How to use this mapping as an investor
- Risk monitoring: The combination of large cloud partners (AWS, Azure, Equinix) and hardware vendors (Poly, Yealink, DTEN) creates concentration points for uptime and procurement; outages or contract disputes could have outsized operational impact (SEC filing; outage press coverage, FY2019–FY2023).
- Strategic optionality: Integrations with CRM, HR and collaboration suites (Salesforce, Workday, Atlassian, ServiceNow) increase stickiness and provide cross‑sell channels for higher‑ARPU enterprise packages (Zoomtopia, FY2024).
- Contract maturity and spend: The roughly equal split of near‑term and longer‑term purchase obligations totaling approximately $470 million indicates meaningful recurring vendor commitments rather than purely ad‑hoc sourcing (SEC filing, as‑of Jan 31, 2025).
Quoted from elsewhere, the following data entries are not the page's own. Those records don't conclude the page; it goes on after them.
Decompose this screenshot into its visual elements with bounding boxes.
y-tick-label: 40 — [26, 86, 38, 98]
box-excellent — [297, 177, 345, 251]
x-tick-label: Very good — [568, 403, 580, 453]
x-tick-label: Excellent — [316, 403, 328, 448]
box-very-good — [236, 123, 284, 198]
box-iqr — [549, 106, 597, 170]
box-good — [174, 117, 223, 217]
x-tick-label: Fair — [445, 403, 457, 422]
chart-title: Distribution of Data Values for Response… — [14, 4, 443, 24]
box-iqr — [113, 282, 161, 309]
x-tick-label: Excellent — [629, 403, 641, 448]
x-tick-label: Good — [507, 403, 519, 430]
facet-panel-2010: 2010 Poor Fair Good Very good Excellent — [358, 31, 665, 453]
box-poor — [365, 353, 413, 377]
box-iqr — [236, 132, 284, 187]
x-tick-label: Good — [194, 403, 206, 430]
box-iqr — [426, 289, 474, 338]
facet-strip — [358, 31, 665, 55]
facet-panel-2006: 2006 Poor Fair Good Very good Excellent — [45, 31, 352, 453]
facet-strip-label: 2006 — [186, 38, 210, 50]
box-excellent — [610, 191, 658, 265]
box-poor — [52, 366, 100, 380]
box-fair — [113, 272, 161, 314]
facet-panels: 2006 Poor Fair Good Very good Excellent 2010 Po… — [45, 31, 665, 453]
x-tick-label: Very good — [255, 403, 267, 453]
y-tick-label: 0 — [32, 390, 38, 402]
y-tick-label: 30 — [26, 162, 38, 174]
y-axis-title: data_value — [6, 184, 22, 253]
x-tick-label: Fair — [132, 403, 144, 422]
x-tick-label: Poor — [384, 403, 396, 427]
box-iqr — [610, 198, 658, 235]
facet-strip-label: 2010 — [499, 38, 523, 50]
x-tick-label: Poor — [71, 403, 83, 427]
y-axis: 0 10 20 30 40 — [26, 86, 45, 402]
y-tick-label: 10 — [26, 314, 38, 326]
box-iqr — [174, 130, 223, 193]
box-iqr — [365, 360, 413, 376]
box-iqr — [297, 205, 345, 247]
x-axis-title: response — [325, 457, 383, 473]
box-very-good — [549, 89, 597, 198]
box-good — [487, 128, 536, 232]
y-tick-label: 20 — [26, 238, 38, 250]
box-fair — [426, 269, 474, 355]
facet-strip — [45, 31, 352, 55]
For a deeper breakdown of supplier exposure, onboarding risk and concentration scoring, explore the investor toolkit at https://nullexposure.com/.
Bottom line
Zoom runs a partner‑centric model: cloud and colocation for backbone capacity, hardware partners for endpoint reach, and a broad integrations ecosystem to lock in enterprise workflows. That structure supports rapid product expansion but concentrates operational risk with a handful of large suppliers and service providers — a dynamic investors must monitor against uptime incidents, vendor contract renewal cycles, and strategic M&A that could reconfigure advisor relationships.